Dat Plantijn een uitzonderlijk man was, staat buiten kijf. Plantijn gaf in 1573 het allereerste woordenboek van de Nederlandse taal uit, publiceerde alle belangrijke auteurs op het gebied van literatuur en wetenschap, en werkte in opdracht van de stad Antwerpen, de Staten-Generaal, de koning en de Leidse universiteit. Hoewel Plantijn in zijn tijd de grootste uitgever was, is hij door zijn ambacht nooit uitzonderlijk rijk geworden. Dit had veel te maken met zijn karakter. Plantijn was dan ook meer en ambachtsman dan een zakenman. Zijn lijfspreuk luidde vlijt en volharding, daarbij hechtte Plantijn buitengewoon aan zijn reputatie en was van mening dat die beter gediend was met goede relaties dan polemische scherpslijperij. Dit blijkt uit een briefwisseling van Plantijn aan zijn filiaalmanager in Parijs Gilles Beys uit 1567 die Langereis in het boek citeert.

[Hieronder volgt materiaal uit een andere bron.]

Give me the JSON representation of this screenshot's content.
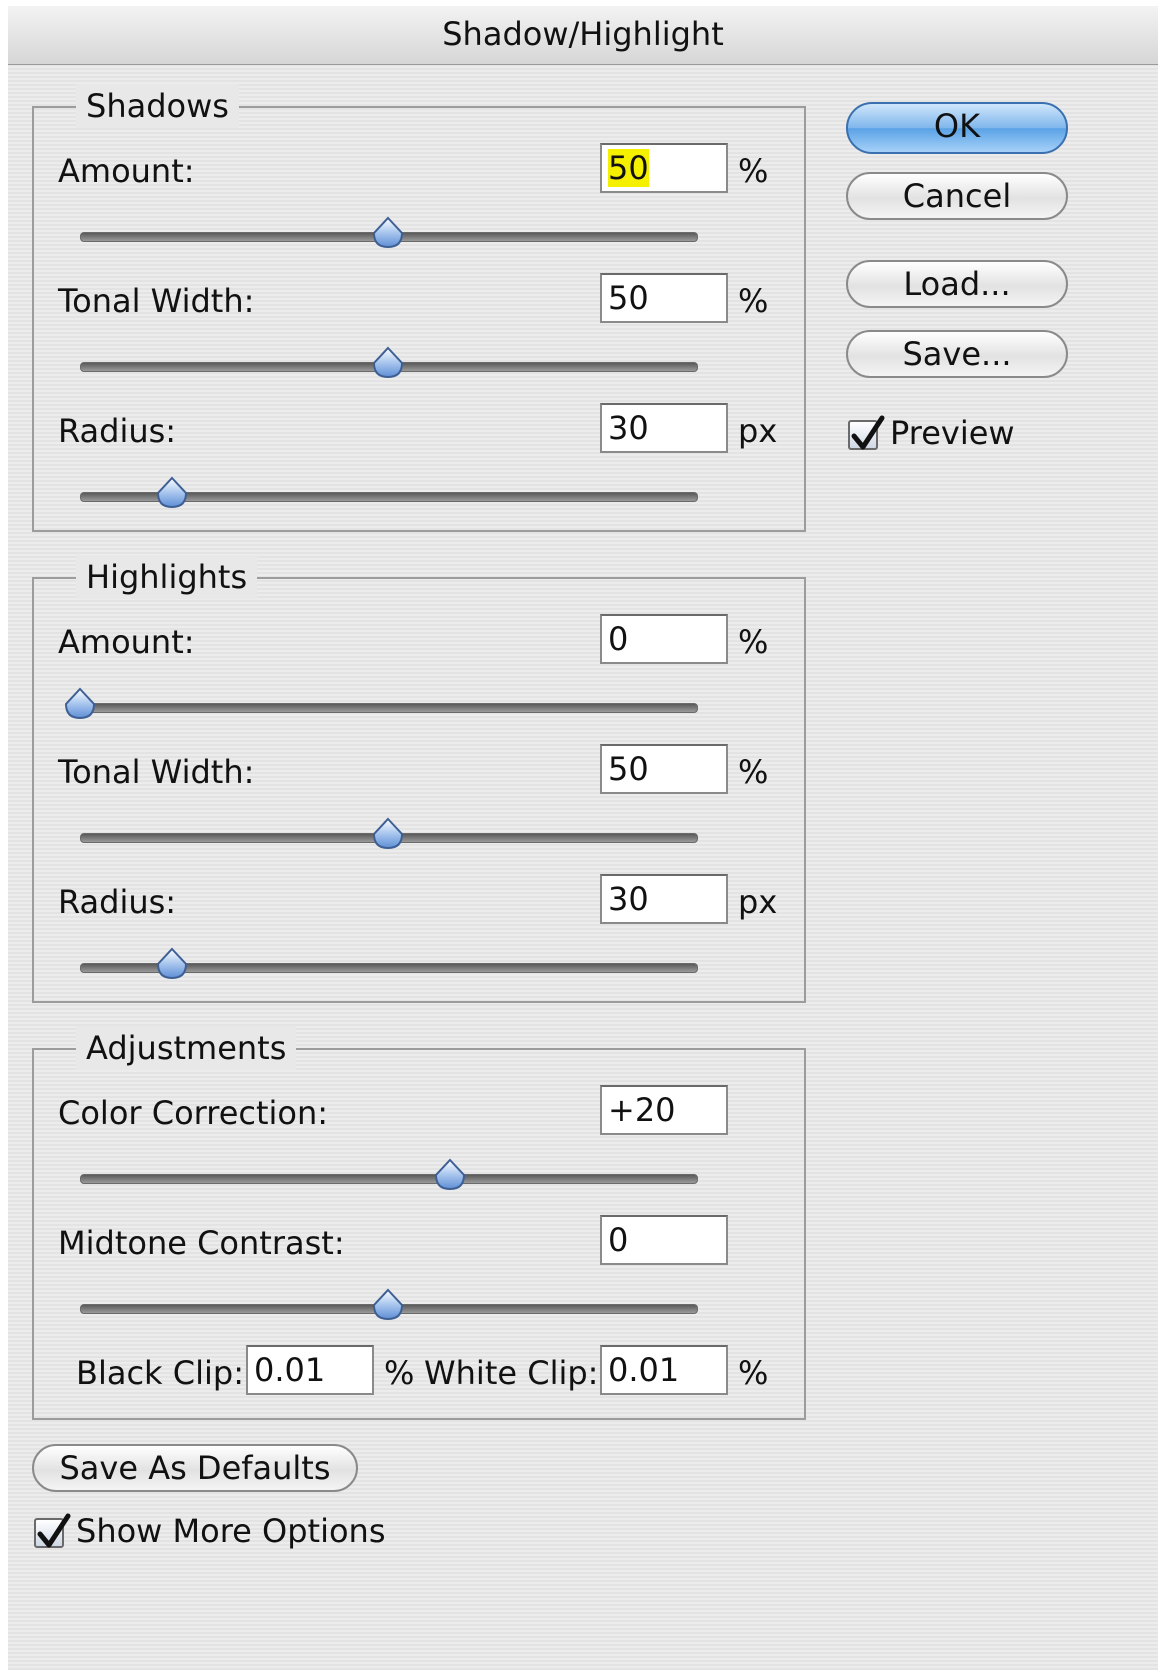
{
  "window": {
    "title": "Shadow/Highlight"
  },
  "shadows": {
    "title": "Shadows",
    "amount": {
      "label": "Amount:",
      "value": "50",
      "unit": "%",
      "slider_pct": 50
    },
    "tonal_width": {
      "label": "Tonal Width:",
      "value": "50",
      "unit": "%",
      "slider_pct": 50
    },
    "radius": {
      "label": "Radius:",
      "value": "30",
      "unit": "px",
      "slider_pct": 15
    }
  },
  "highlights": {
    "title": "Highlights",
    "amount": {
      "label": "Amount:",
      "value": "0",
      "unit": "%",
      "slider_pct": 0
    },
    "tonal_width": {
      "label": "Tonal Width:",
      "value": "50",
      "unit": "%",
      "slider_pct": 50
    },
    "radius": {
      "label": "Radius:",
      "value": "30",
      "unit": "px",
      "slider_pct": 15
    }
  },
  "adjustments": {
    "title": "Adjustments",
    "color_correction": {
      "label": "Color Correction:",
      "value": "+20",
      "slider_pct": 60
    },
    "midtone_contrast": {
      "label": "Midtone Contrast:",
      "value": "0",
      "slider_pct": 50
    },
    "black_clip": {
      "label": "Black Clip:",
      "value": "0.01",
      "unit": "%"
    },
    "white_clip": {
      "label": "White Clip:",
      "value": "0.01",
      "unit": "%"
    }
  },
  "buttons": {
    "ok": "OK",
    "cancel": "Cancel",
    "load": "Load...",
    "save": "Save...",
    "save_defaults": "Save As Defaults"
  },
  "preview": {
    "label": "Preview",
    "checked": true
  },
  "show_more": {
    "label": "Show More Options",
    "checked": true
  },
  "colors": {
    "highlight": "#f4f000",
    "accent": "#5aa2e6"
  }
}
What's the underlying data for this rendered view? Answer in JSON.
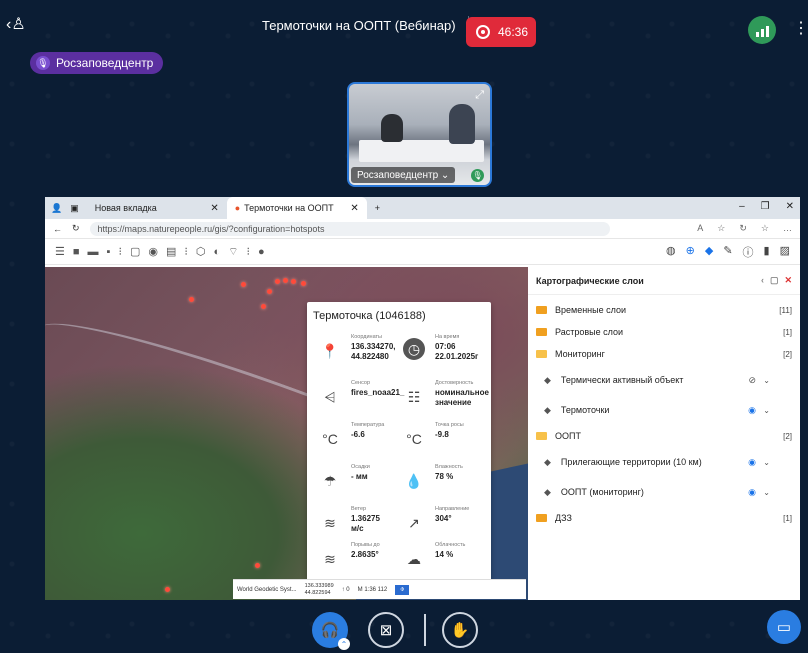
{
  "topbar": {
    "back_icon": "‹♙",
    "title": "Термоточки на ООПТ (Вебинар)",
    "recording_time": "46:36",
    "more_icon": "⋮"
  },
  "organizer_chip": "Росзаповедцентр",
  "video_tile": {
    "name": "Росзаповедцентр ⌄"
  },
  "browser": {
    "tab_new": "Новая вкладка",
    "tab_active": "Термоточки на ООПТ",
    "url": "https://maps.naturepeople.ru/gis/?configuration=hotspots"
  },
  "popup": {
    "title": "Термоточка (1046188)",
    "coords_label": "Координаты",
    "coords_value": "136.334270,\n44.822480",
    "time_label": "На время",
    "time_value": "07:06\n22.01.2025г",
    "sensor_label": "Сенсор",
    "sensor_value": "fires_noaa21_",
    "reliability_label": "Достоверность",
    "reliability_value": "номинальное\nзначение",
    "temp_label": "Температура",
    "temp_value": "-6.6",
    "dew_label": "Точка росы",
    "dew_value": "-9.8",
    "precip_label": "Осадки",
    "precip_value": "- мм",
    "humidity_label": "Влажность",
    "humidity_value": "78 %",
    "wind_label": "Ветер",
    "wind_value": "1.36275\nм/с",
    "direction_label": "Направление",
    "direction_value": "304°",
    "gust_label": "Порывы до",
    "gust_value": "2.8635°",
    "cloud_label": "Облачность",
    "cloud_value": "14 %"
  },
  "statusbar": {
    "crs": "World Geodetic Syst...",
    "coords": "136.333989\n44.822594",
    "rotation": "↑ 0",
    "scale": "М 1:36 112",
    "go": "Ф"
  },
  "layers": {
    "title": "Картографические слои",
    "items": [
      {
        "label": "Временные слои",
        "count": "[11]"
      },
      {
        "label": "Растровые слои",
        "count": "[1]"
      },
      {
        "label": "Мониторинг",
        "count": "[2]"
      },
      {
        "label": "Термически активный объект"
      },
      {
        "label": "Термоточки"
      },
      {
        "label": "ООПТ",
        "count": "[2]"
      },
      {
        "label": "Прилегающие территории (10 км)"
      },
      {
        "label": "ООПТ (мониторинг)"
      },
      {
        "label": "ДЗЗ",
        "count": "[1]"
      }
    ]
  },
  "colors": {
    "background": "#0b1d34",
    "record": "#e02a3a",
    "accent": "#2a7de1",
    "chip": "#5b2fa0"
  }
}
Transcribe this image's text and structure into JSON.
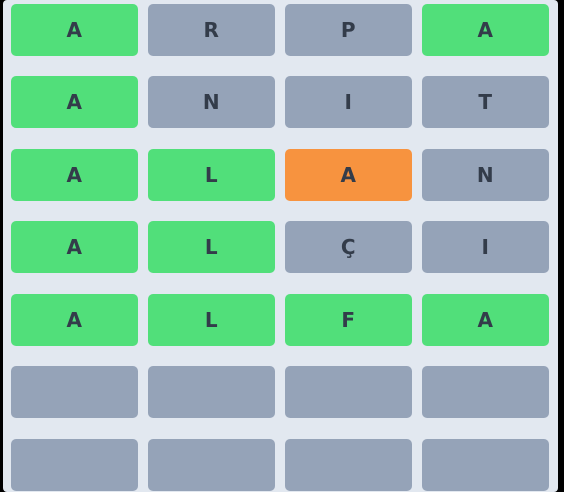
{
  "board": {
    "rows": [
      {
        "tiles": [
          {
            "letter": "A",
            "state": "correct"
          },
          {
            "letter": "R",
            "state": "absent"
          },
          {
            "letter": "P",
            "state": "absent"
          },
          {
            "letter": "A",
            "state": "correct"
          }
        ]
      },
      {
        "tiles": [
          {
            "letter": "A",
            "state": "correct"
          },
          {
            "letter": "N",
            "state": "absent"
          },
          {
            "letter": "I",
            "state": "absent"
          },
          {
            "letter": "T",
            "state": "absent"
          }
        ]
      },
      {
        "tiles": [
          {
            "letter": "A",
            "state": "correct"
          },
          {
            "letter": "L",
            "state": "correct"
          },
          {
            "letter": "A",
            "state": "present"
          },
          {
            "letter": "N",
            "state": "absent"
          }
        ]
      },
      {
        "tiles": [
          {
            "letter": "A",
            "state": "correct"
          },
          {
            "letter": "L",
            "state": "correct"
          },
          {
            "letter": "Ç",
            "state": "absent"
          },
          {
            "letter": "I",
            "state": "absent"
          }
        ]
      },
      {
        "tiles": [
          {
            "letter": "A",
            "state": "correct"
          },
          {
            "letter": "L",
            "state": "correct"
          },
          {
            "letter": "F",
            "state": "correct"
          },
          {
            "letter": "A",
            "state": "correct"
          }
        ]
      },
      {
        "tiles": [
          {
            "letter": "",
            "state": "empty"
          },
          {
            "letter": "",
            "state": "empty"
          },
          {
            "letter": "",
            "state": "empty"
          },
          {
            "letter": "",
            "state": "empty"
          }
        ]
      },
      {
        "tiles": [
          {
            "letter": "",
            "state": "empty"
          },
          {
            "letter": "",
            "state": "empty"
          },
          {
            "letter": "",
            "state": "empty"
          },
          {
            "letter": "",
            "state": "empty"
          }
        ]
      }
    ]
  },
  "colors": {
    "correct": "#51df7a",
    "absent": "#95a3b8",
    "present": "#f7933f",
    "board_background": "#e2e8f0",
    "letter": "#333c4a"
  }
}
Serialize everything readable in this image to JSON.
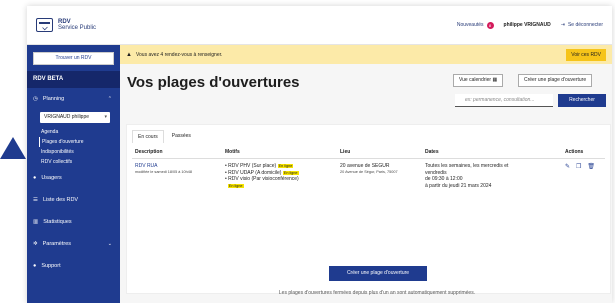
{
  "header": {
    "logo_line1": "RDV",
    "logo_line2": "Service Public",
    "news_label": "Nouveautés",
    "news_count": "8",
    "user_name": "philippe VRIGNAUD",
    "logout_label": "Se déconnecter"
  },
  "sidebar": {
    "find_button": "Trouver un RDV",
    "title": "RDV BETA",
    "planning_label": "Planning",
    "agent_select": "VRIGNAUD philippe",
    "planning_items": [
      {
        "label": "Agenda"
      },
      {
        "label": "Plages d'ouverture"
      },
      {
        "label": "Indisponibilités"
      },
      {
        "label": "RDV collectifs"
      }
    ],
    "usagers_label": "Usagers",
    "liste_rdv_label": "Liste des RDV",
    "statistiques_label": "Statistiques",
    "parametres_label": "Paramètres",
    "support_label": "Support"
  },
  "alert": {
    "text": "Vous avez 4 rendez-vous à renseigner.",
    "button": "Voir ces RDV"
  },
  "main": {
    "title": "Vos plages d'ouvertures",
    "calendar_button": "Vue calendrier",
    "create_button_top": "Créer une plage d'ouverture",
    "search_placeholder": "ex: permanence, consultation...",
    "search_button": "Rechercher",
    "tabs": [
      {
        "label": "En cours"
      },
      {
        "label": "Passées"
      }
    ],
    "columns": {
      "description": "Description",
      "motifs": "Motifs",
      "lieu": "Lieu",
      "dates": "Dates",
      "actions": "Actions"
    },
    "row": {
      "name": "RDV RUA",
      "modified": "modifiée le samedi 18/05 à 10h48",
      "motifs": [
        {
          "label": "RDV PHV (Sur place)",
          "tag": "En ligne"
        },
        {
          "label": "RDV UDAP (A domicile)",
          "tag": "En ligne"
        },
        {
          "label": "RDV visio (Par visioconférence)",
          "tag": "En ligne"
        }
      ],
      "lieu_name": "20 avenue de SEGUR",
      "lieu_address": "20 Avenue de Ségur, Paris, 75007",
      "dates_line1": "Toutes les semaines, les mercredis et",
      "dates_line2": "vendredis",
      "dates_line3": "de 09:30 à 12:00",
      "dates_line4": "à partir du jeudi 21 mars 2024"
    },
    "create_button_bottom": "Créer une plage d'ouverture",
    "footnote": "Les plages d'ouvertures fermées depuis plus d'un an sont automatiquement supprimées."
  },
  "colors": {
    "primary": "#1f3b8f",
    "alert_bg": "#fceaa8",
    "alert_button": "#f6c419",
    "tag_highlight": "#f6e300",
    "badge": "#d31b5b"
  }
}
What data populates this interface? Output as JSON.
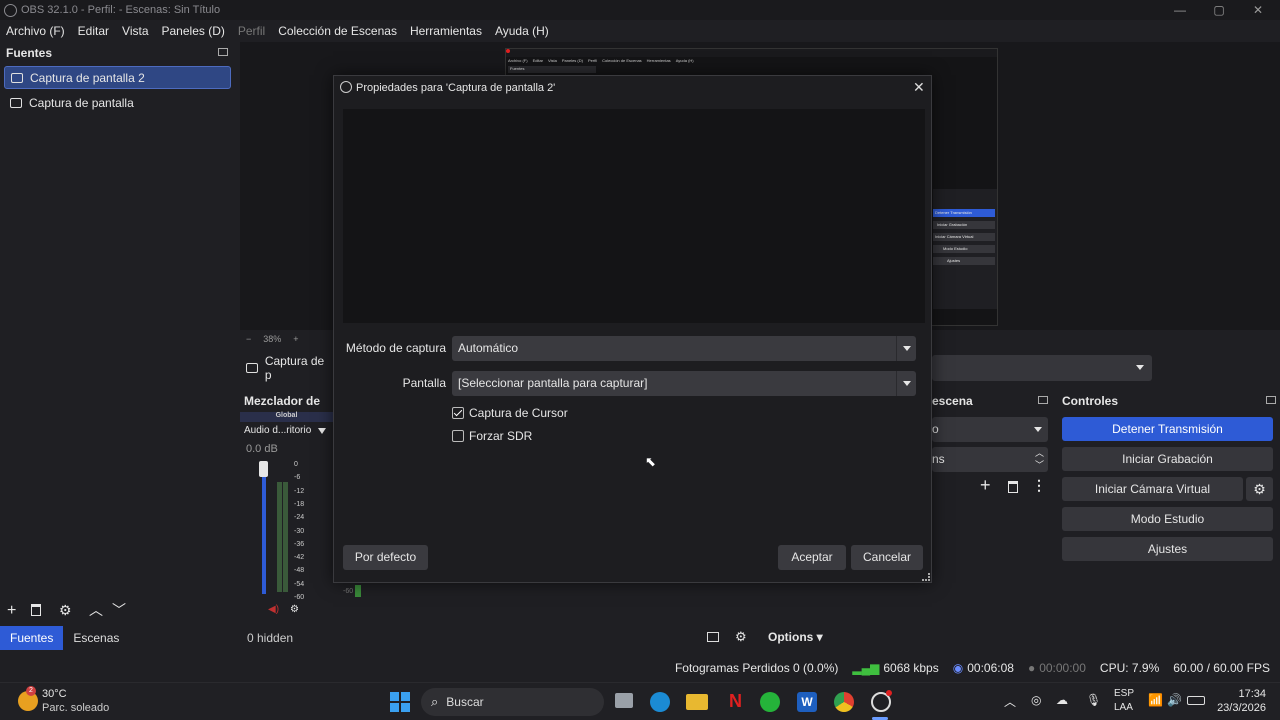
{
  "window": {
    "title": "OBS 32.1.0 - Perfil: - Escenas: Sin Título"
  },
  "menu": [
    {
      "label": "Archivo (F)",
      "dim": false
    },
    {
      "label": "Editar",
      "dim": false
    },
    {
      "label": "Vista",
      "dim": false
    },
    {
      "label": "Paneles (D)",
      "dim": false
    },
    {
      "label": "Perfil",
      "dim": true
    },
    {
      "label": "Colección de Escenas",
      "dim": false
    },
    {
      "label": "Herramientas",
      "dim": false
    },
    {
      "label": "Ayuda (H)",
      "dim": false
    }
  ],
  "sources": {
    "title": "Fuentes",
    "items": [
      {
        "label": "Captura de pantalla 2",
        "selected": true
      },
      {
        "label": "Captura de pantalla",
        "selected": false
      }
    ]
  },
  "preview": {
    "zoom": "38%",
    "source_label": "Captura de p",
    "hidden_count": "0 hidden",
    "options_label": "Options"
  },
  "mixer": {
    "title": "Mezclador de au",
    "global_label": "Global",
    "device": "Audio d...ritorio",
    "db": "0.0 dB",
    "ticks": [
      "0",
      "-6",
      "-12",
      "-18",
      "-24",
      "-30",
      "-36",
      "-42",
      "-48",
      "-54",
      "-60"
    ],
    "small_tick": "-60"
  },
  "scenes_dock": {
    "title": "escena",
    "field1": "o",
    "field2": "ns"
  },
  "controls": {
    "title": "Controles",
    "buttons": [
      {
        "label": "Detener Transmisión",
        "primary": true
      },
      {
        "label": "Iniciar Grabación",
        "primary": false
      },
      {
        "label": "Iniciar Cámara Virtual",
        "primary": false
      },
      {
        "label": "Modo Estudio",
        "primary": false
      },
      {
        "label": "Ajustes",
        "primary": false
      }
    ]
  },
  "tabs": [
    {
      "label": "Fuentes",
      "active": true
    },
    {
      "label": "Escenas",
      "active": false
    }
  ],
  "status": {
    "dropped": "Fotogramas Perdidos 0 (0.0%)",
    "kbps": "6068 kbps",
    "stream_time": "00:06:08",
    "rec_time": "00:00:00",
    "cpu": "CPU: 7.9%",
    "fps": "60.00 / 60.00 FPS"
  },
  "dialog": {
    "title": "Propiedades para 'Captura de pantalla 2'",
    "capture_method_label": "Método de captura",
    "capture_method_value": "Automático",
    "screen_label": "Pantalla",
    "screen_value": "[Seleccionar pantalla para capturar]",
    "cursor_capture": {
      "label": "Captura de Cursor",
      "checked": true
    },
    "force_sdr": {
      "label": "Forzar SDR",
      "checked": false
    },
    "defaults_button": "Por defecto",
    "ok_button": "Aceptar",
    "cancel_button": "Cancelar"
  },
  "nested_preview": {
    "menu": [
      "Archivo (F)",
      "Editar",
      "Vista",
      "Paneles (D)",
      "Perfil",
      "Colección de Escenas",
      "Herramientas",
      "Ayuda (H)"
    ],
    "fuentes": "Fuentes",
    "buttons": [
      "Detener Transmisión",
      "Iniciar Grabación",
      "Iniciar Cámara Virtual",
      "Modo Estudio",
      "Ajustes"
    ]
  },
  "taskbar": {
    "weather_temp": "30°C",
    "weather_desc": "Parc. soleado",
    "weather_badge": "2",
    "search": "Buscar",
    "lang": "ESP",
    "lang_sub": "LAA",
    "time": "17:34",
    "date": "23/3/2026"
  },
  "colors": {
    "accent": "#2e5bd6",
    "selection": "#2f4784",
    "background": "#1f1f23"
  }
}
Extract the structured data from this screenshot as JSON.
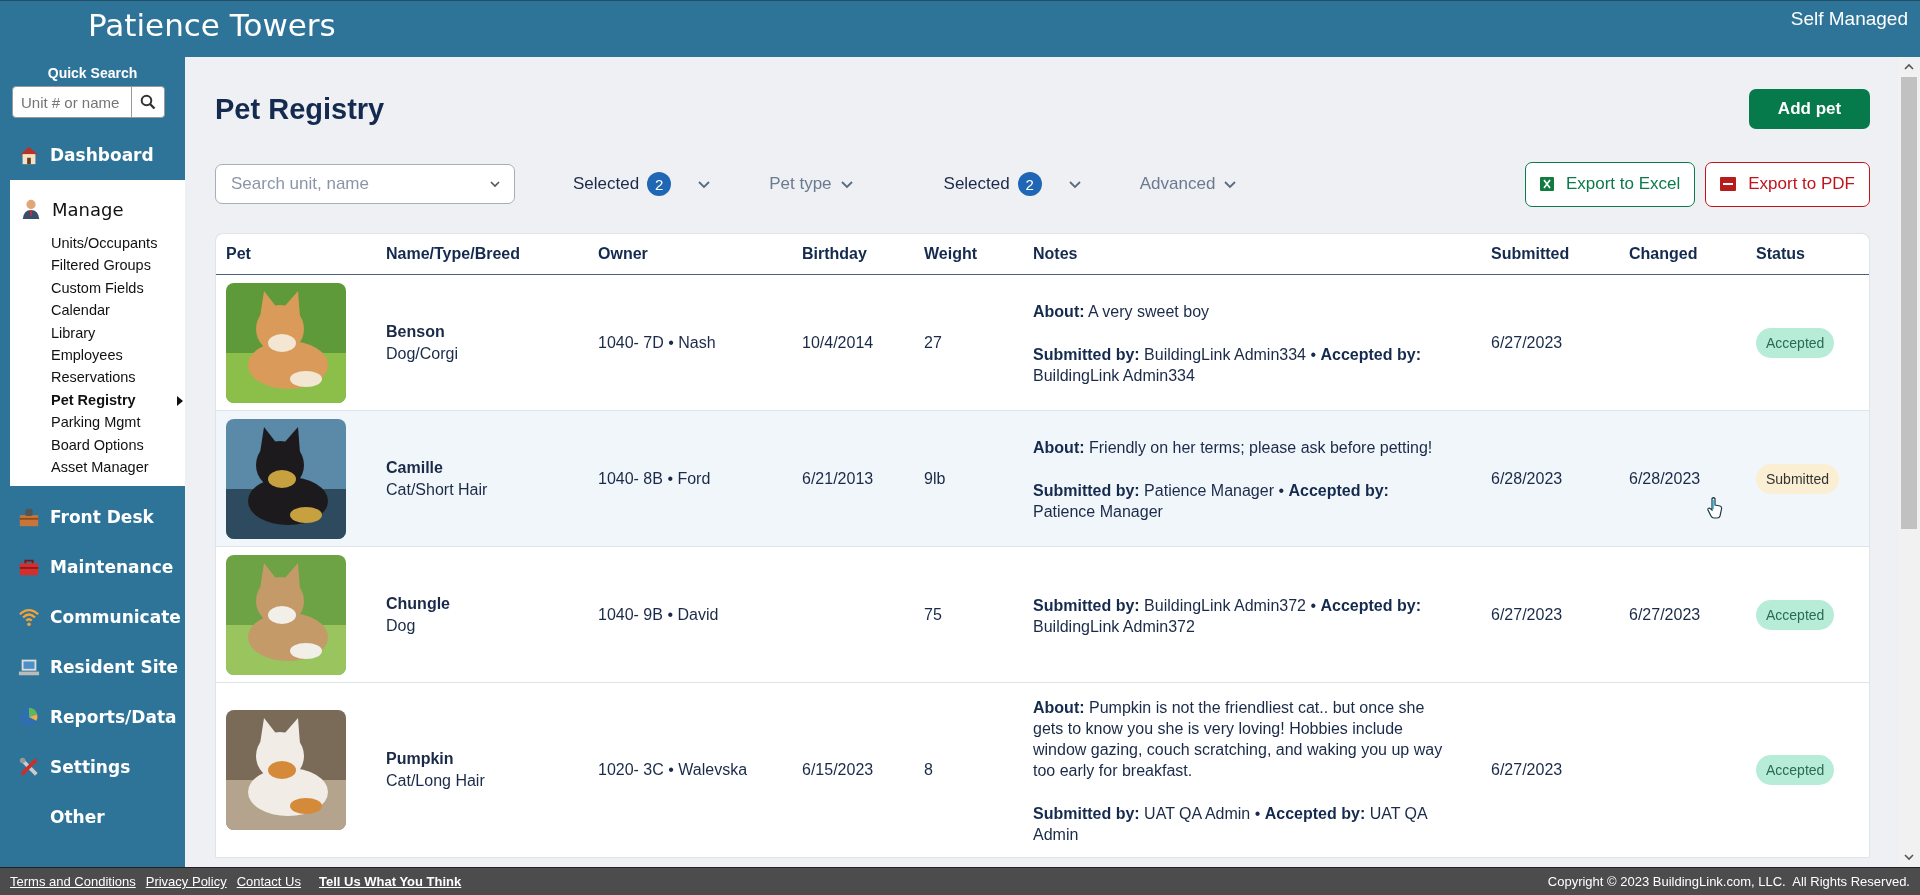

“Ik maak liever minder winst in vrede, dan meer winst met ruzie.” (p. 144)

In De woordenaar weet Langereis een bijzonder levendig verhaal te schetsen van het leven van Plantijn in een onrustige periode. Het boek weet de levensgeschiedenis van een ambitieus man bijzonder verhalend te vertellen en te verbinden met de complexe geschiedenis van godsdienststrijd ten tijde van de Reformatie en Contrareformatie. Het is dan ook volkomen terecht dat Langereis met De woordenaar op de shortlist van de Libris Geschiedenis Prijs 2014 terecht is gekomen. Opvallend was dat dit jaar van de vijf genomineerden in de shortlist vier biografieën waren opgenomen, te weten die van Drees, koning Willem III, Heineken en Plantijn. De woordenaar is een omvangrijke biografie. Door het opmerkelijke leven van Plantijn uitgebreid te behandelen en in de context te plaatsen van de tijd waarin hij leefde, heeft Langereis ook een interessante publicatie geschreven over de geschiedenis van de zestiende-eeuwse Nederlanden en Antwerpen.